His visit to St Wilfrid’s was organised by Northumberland library services as part of the Northern Children’s Book Festival, the biggest of its kind in the country. Up to 50 writers and illustrators work in schools all over the north-east for two weeks ending in a gala day.

This year 6,000 children, their teachers and parents, braved the sleet and icy gales blowing off the North Sea to meet at the Seaburn Centre, a leisure complex on the coast in Sunderland where authors and illustrators such as Nick and Annette Butterworth, Michael Foreman, Mairi Hedderwick, Paul Geraghty, Ian Beck and Robert Crowther read stories, drew pictures and generally explained how they put their books together.

This is an occasion to exhaust the most hardened enthusiast - a melee of face-painting, mask-making, excited children charging off in every direction and author sessions taking place in every conceivable corner - but it is also memorable.

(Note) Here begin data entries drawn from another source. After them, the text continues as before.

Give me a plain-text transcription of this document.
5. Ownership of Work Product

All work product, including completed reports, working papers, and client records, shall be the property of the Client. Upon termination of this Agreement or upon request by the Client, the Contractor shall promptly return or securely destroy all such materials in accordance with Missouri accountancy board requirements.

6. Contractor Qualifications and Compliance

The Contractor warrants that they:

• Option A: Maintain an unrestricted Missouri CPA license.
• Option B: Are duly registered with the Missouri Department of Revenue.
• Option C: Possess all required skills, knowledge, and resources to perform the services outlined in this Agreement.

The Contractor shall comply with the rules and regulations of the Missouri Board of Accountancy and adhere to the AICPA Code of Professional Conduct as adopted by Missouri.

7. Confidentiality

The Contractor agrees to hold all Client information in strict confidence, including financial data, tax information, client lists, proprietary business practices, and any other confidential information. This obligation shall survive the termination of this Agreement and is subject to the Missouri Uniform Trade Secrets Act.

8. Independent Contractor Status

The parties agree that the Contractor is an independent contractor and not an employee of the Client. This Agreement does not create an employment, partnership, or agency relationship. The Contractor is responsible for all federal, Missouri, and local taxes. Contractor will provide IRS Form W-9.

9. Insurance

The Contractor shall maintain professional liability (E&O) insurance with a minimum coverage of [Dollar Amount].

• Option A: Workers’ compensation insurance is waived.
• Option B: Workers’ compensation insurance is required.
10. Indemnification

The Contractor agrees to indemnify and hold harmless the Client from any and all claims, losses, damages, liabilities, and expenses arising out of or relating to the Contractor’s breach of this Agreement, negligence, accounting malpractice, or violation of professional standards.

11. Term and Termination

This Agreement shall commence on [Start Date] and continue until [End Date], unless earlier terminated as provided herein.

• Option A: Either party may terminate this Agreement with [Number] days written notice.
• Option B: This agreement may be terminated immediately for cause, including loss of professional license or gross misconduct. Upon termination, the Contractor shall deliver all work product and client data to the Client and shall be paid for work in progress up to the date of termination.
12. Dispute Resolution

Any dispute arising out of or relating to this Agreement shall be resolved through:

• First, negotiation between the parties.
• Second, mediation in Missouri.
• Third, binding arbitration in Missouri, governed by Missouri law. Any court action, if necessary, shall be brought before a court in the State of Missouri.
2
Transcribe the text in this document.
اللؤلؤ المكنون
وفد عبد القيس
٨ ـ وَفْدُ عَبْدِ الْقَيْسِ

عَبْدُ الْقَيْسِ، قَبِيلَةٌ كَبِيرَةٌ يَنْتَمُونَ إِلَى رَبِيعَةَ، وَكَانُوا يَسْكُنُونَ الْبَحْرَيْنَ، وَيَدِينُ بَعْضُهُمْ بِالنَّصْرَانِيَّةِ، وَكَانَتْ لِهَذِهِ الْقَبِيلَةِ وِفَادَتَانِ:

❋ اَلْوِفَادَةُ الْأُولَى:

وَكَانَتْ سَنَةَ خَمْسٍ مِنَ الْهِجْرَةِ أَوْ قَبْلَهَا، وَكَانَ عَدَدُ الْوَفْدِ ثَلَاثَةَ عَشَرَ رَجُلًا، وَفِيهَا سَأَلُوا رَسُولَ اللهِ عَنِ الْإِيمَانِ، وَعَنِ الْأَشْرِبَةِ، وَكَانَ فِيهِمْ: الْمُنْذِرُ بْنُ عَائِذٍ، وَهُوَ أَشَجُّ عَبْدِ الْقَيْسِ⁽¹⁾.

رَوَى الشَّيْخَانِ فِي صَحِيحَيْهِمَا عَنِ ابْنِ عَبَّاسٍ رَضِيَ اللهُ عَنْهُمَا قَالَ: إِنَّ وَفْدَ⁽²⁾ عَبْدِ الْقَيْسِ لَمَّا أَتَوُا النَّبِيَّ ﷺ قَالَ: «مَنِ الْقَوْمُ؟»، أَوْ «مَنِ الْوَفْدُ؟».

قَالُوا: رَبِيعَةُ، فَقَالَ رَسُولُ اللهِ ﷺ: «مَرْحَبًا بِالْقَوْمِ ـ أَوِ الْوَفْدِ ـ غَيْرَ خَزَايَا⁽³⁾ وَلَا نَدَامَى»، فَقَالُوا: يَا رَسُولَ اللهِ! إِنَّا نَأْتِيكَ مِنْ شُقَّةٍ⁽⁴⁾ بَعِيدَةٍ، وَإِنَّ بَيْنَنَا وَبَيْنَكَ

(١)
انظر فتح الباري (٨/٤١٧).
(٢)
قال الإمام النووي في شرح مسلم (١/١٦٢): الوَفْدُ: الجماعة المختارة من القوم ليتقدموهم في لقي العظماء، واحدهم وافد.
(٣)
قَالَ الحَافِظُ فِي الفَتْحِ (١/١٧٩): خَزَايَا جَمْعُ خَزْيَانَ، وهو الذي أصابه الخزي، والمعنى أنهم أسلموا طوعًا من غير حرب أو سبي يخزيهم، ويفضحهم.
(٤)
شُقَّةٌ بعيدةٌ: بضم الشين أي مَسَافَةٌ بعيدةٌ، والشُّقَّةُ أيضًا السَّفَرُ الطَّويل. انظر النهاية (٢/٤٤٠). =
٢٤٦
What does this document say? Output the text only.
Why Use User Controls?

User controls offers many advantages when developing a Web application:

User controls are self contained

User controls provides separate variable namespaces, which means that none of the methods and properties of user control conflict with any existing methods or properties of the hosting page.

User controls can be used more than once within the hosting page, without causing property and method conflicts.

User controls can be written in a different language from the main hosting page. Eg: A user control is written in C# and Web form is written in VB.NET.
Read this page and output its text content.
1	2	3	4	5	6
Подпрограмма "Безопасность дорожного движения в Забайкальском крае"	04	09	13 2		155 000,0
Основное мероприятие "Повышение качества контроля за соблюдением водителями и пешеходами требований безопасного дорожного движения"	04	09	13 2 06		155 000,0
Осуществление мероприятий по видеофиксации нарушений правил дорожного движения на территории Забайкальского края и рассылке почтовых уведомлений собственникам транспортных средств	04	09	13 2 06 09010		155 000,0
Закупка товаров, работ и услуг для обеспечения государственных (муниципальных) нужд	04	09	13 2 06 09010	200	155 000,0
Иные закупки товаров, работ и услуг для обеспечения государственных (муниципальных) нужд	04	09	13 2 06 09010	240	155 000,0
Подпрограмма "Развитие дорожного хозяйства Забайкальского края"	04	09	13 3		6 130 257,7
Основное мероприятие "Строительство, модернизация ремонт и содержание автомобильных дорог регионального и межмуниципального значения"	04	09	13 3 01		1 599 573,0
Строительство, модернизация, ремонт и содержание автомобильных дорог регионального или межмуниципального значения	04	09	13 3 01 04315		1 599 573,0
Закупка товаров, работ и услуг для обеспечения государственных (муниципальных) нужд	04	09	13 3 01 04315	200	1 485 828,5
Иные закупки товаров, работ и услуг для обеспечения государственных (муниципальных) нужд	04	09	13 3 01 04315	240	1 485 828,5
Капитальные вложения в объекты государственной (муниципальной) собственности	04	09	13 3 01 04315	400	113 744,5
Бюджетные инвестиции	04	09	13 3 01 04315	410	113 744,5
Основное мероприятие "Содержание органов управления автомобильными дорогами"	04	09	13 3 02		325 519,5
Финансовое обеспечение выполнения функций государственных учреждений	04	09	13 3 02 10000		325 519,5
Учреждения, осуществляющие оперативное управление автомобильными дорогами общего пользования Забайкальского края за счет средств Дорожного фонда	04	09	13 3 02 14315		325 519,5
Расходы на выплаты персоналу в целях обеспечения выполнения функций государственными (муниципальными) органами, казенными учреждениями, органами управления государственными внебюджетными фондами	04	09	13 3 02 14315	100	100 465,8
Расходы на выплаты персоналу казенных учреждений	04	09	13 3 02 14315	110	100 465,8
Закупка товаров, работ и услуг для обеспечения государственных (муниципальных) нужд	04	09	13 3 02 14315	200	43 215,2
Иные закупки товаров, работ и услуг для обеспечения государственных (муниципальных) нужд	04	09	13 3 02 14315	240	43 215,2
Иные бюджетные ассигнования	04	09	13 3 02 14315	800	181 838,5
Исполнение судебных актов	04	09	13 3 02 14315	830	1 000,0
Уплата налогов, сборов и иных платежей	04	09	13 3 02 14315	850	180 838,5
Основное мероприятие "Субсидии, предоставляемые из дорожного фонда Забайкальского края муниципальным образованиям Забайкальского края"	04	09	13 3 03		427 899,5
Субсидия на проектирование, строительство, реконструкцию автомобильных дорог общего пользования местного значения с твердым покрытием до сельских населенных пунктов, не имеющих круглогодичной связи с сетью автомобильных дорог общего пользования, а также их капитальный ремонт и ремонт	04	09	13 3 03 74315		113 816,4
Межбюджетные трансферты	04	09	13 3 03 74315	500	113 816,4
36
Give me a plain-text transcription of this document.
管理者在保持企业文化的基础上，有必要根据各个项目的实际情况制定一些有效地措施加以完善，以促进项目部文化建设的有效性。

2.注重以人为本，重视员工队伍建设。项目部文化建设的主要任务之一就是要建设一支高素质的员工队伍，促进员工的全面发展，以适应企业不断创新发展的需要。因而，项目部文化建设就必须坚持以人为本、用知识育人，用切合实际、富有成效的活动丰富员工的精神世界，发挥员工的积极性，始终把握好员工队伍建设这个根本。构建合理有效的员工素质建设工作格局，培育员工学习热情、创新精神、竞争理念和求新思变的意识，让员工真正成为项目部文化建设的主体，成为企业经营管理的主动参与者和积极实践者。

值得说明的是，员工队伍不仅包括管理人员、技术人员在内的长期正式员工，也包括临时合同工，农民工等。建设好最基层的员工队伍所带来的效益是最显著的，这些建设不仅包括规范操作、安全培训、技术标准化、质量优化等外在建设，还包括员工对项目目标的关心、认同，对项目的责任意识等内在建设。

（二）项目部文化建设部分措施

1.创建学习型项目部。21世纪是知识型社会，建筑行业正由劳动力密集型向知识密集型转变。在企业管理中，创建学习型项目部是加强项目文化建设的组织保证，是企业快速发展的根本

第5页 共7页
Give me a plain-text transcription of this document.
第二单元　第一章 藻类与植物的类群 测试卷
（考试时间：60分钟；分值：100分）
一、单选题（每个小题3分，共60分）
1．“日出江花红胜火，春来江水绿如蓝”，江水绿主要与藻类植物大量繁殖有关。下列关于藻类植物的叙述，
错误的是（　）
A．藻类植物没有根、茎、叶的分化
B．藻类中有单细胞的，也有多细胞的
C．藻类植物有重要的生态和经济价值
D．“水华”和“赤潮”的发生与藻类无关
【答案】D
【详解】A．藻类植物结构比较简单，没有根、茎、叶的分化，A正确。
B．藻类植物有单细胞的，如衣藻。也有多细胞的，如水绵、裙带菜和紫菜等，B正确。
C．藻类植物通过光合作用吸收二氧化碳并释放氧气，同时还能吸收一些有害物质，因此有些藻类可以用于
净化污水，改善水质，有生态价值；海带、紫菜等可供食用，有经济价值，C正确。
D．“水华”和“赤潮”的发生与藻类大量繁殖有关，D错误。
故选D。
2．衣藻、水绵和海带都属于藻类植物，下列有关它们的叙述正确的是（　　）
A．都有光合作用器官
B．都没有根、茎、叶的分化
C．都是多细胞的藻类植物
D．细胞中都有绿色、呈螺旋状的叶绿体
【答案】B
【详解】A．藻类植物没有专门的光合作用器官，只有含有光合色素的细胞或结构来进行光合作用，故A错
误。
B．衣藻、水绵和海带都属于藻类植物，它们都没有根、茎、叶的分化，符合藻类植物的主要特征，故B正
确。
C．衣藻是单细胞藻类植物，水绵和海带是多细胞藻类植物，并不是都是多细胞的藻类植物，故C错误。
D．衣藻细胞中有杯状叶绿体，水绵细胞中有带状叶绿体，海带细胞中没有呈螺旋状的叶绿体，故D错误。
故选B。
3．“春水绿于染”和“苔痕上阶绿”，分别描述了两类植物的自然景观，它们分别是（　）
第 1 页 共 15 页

Where Nick Butterworth dazzled with virtuoso sketches of Percy the Park Keeper executed at breakneck speed, Paul Geraghty explained how drawing had never been easy, how he’d persisted through all his mistakes. One reception teacher was particularly impressed by this. “It’s so helpful to show children how they mustn’t give up at their first mistake,” she said. “So many lose heart when they are drawing.”

For sons like mine, who have read Jack’s Fantastic Voyage over and over again, an explanation by Michael Foreman of how he always keeps a notebook in his pocket to jot down ideas, was a revelation. They have been carrying around pocket notebooks since.

The festival began 13 years ago when local librarians and children’s booksellers collaborated to bring authors to the north-east. There are now 11 authorities involved from Northumberland down to Middlesbrough, with a combined budget of Pounds 13,000 to cover authors’ fees. Publishers pay for travelling expenses and hotel bills and each authority is given 10 authors to share among schools.

“This gives our children such a boost,” said Eleanor Dowley, a Sunderland librarian and NCBF committee member. “Many of them don’t think of an author as a real person. This contact gives them that encouragement to look at books afresh. So much work is generated by these school visits.”